Pedro Rebelo é compositor, improvisador, artista sonoro e investigador cujo trabalho abrange composição, som imersivo, escuta aumentada e arte de intervenção social, com projectos participativos financiados pelo AHRC em Belfast, Portugal, Brasil e Moçambique, resultando em exposições por toda a Europa, Brasil e África. A sua música foi apresentada no Melbourne Recital Hall, no National Concert Hall de Dublin, no Queen Elizabeth Hall, na Ars Electronica e em festivais como Wien Modern, Huddersfield, Warsaw Autumn, Cynetart e Música Viva. Colaborou com músicos como Chris Brown, Carlos Zingaro, Evan Parker e Pauline Oliveros. A sua ópera Blown Off Course estreou em Lisboa em 2023. Rebelo ocupou cargos de professor visitante na Universidade de Stanford, na UFRJ e na Universidade Nova. Na Queen’s University Belfast, desempenhou funções de liderança sénior e tornou-se Professor de Artes Sónicas em 2012. Desde 2021, dirige o SARC, liderando o seu relançamento no 20.º aniversário, tendo atraído investimento significativo em infraestruturas.
Michael Speers (1992) é baterista, artista sonoro e investigador natural do Condado de Down, Irlanda. Actualmente é doutorando no SARC: Centro de Investigação Interdisciplinar em Som e Música, em Belfast. A sua prática incorpora percussão, feedback, síntese digital e som ambiental na criação de performances improvisadas, instalações sonoras site-specific e composições electroacústicas. Tem actuado internacionalmente em espaços como: Café OTO, LOM, Les Instants Chavirés, Les Ateliers Claus, Morphine Raum, SARC Sonic Lab, National Concert Hall (Dublin) e no Festival Sonic Acts. Gravações publicadas pela Anòmia, C.A.N.V.A.S., Party Perfect!, Wasted Capital Since 2013, Takuroku, Krim Kram e Feedback Moves.

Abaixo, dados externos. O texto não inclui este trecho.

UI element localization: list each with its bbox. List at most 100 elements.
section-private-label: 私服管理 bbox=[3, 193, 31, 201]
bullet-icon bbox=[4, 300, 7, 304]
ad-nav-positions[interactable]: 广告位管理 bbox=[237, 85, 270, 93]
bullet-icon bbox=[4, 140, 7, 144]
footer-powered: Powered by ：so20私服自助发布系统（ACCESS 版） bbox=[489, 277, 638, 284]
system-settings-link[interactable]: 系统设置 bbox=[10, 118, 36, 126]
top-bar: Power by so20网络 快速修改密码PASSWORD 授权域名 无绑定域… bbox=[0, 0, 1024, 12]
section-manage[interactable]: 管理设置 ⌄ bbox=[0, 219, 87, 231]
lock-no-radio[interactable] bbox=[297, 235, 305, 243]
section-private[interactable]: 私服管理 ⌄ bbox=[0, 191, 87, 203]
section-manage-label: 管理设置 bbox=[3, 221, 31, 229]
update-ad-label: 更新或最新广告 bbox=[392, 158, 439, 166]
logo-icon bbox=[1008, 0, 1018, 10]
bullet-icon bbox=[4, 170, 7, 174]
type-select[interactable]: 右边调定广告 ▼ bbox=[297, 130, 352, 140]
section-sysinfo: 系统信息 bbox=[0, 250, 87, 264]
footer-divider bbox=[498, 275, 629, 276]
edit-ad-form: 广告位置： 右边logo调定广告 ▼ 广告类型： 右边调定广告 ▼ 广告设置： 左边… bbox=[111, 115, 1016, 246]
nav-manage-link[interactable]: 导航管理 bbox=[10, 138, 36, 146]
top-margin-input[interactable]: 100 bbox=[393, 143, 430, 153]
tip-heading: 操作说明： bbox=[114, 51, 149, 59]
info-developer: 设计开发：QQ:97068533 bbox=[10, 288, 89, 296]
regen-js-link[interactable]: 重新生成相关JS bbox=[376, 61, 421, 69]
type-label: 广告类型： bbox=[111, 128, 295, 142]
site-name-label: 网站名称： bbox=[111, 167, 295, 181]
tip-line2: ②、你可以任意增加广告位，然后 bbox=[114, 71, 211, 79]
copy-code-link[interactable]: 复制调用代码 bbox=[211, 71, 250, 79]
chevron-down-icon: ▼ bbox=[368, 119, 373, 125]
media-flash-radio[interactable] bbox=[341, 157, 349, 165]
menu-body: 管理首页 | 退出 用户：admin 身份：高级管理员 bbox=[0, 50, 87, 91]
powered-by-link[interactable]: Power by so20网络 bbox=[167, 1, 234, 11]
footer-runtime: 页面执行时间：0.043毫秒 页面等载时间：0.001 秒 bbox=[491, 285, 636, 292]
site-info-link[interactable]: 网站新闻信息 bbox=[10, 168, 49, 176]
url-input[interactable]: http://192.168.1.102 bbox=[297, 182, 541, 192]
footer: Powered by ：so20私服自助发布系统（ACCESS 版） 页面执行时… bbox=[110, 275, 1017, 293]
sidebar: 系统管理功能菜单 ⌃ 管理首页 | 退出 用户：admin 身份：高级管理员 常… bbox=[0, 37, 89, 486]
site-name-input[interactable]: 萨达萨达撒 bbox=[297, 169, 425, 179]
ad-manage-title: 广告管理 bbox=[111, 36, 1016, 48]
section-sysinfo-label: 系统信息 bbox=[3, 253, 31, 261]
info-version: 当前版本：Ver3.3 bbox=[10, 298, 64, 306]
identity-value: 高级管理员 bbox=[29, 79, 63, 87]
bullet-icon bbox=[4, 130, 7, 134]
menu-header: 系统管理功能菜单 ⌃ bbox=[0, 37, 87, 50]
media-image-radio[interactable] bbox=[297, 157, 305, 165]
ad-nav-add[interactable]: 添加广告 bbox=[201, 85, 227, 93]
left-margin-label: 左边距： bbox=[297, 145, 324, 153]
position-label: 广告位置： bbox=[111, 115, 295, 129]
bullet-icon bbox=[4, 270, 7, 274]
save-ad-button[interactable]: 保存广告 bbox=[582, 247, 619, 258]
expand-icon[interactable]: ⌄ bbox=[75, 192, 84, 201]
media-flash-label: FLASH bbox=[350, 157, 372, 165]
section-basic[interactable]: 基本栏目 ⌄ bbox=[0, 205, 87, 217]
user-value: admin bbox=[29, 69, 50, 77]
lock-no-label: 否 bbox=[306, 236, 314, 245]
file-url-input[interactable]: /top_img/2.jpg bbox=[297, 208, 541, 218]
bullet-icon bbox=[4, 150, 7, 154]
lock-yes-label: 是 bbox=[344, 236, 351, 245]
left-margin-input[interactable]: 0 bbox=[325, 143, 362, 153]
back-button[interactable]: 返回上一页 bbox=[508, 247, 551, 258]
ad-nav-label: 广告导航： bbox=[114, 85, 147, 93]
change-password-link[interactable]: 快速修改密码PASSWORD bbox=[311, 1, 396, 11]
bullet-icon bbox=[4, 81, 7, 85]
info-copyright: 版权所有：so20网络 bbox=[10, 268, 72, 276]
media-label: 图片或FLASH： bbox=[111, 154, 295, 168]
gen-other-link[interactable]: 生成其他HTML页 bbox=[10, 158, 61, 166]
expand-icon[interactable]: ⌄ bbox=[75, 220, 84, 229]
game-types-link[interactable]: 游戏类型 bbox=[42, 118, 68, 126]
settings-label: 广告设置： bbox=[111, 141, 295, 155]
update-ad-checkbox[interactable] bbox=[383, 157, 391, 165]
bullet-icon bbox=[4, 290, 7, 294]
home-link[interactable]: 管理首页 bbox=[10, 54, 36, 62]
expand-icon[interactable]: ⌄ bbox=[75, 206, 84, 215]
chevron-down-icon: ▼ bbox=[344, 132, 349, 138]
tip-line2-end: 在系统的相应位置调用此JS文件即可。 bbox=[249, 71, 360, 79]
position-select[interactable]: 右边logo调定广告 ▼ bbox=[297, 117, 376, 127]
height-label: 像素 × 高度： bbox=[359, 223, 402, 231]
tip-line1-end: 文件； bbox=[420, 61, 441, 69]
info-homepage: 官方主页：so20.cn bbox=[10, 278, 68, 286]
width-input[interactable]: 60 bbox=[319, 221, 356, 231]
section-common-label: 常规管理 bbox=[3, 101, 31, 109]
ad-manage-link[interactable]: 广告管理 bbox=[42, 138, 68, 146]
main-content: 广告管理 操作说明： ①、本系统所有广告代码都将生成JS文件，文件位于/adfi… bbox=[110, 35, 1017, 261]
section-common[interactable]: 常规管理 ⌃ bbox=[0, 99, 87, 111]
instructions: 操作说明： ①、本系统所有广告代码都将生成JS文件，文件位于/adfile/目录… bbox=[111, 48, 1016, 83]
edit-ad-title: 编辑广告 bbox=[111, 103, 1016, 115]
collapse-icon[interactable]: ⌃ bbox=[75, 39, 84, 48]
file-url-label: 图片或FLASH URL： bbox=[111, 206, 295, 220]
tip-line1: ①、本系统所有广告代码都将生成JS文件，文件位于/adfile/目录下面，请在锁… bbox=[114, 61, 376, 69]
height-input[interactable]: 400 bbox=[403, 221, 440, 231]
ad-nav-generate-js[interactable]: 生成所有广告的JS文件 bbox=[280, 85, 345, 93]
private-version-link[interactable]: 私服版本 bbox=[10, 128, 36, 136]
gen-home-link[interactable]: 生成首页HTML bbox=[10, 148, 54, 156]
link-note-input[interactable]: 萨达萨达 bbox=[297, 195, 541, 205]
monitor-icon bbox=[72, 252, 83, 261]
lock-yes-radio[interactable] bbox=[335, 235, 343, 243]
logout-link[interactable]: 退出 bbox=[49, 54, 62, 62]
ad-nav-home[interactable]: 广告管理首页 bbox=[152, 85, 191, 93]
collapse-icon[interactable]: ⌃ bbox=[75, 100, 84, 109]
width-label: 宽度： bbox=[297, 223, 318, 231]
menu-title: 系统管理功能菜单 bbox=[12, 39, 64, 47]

Simon Waters é compositor, improvisador, intérprete e construtor de instrumentos que ganhou destaque nos anos 1980 como compositor de música electroacústica, colaborando com várias companhias de dança contemporânea de referência. Waters integrou a equipa do SARC em 2012, assumindo de imediato o cargo de Director do Festival Sonorities. Enquanto programador, trabalhou com a Fylkingen (Estocolmo) e o Ultima Festival (Oslo), e foi responsável pela programação da série Sonic Arts em Norwich durante mais de 15 anos, produzindo mais de 100 concertos. Desde 2016, é também Investigador Associado do Orpheus Institute de Ghent. Tem sido uma figura central na gradual transformação e crescimento da música eletroacústica no âmbito das «Artes Sónicas», influenciando consideravelmente a expansão desta área no ensino superior no Reino Unido. A sua investigação atual explora as continuidades entre o tato e a audição, e debruça-se sobre o espaço entendido como algo que é informado pela presença humana e que a informa, em vez de o conceber como um simples «parâmetro» neutro. O seu trabalho de base prática é contrabalançado por um interesse no entrelaçamento histórico da música com as tecnologias. Tem improvisado, de uma forma ou de outra, ao longo de praticamente toda a sua vida.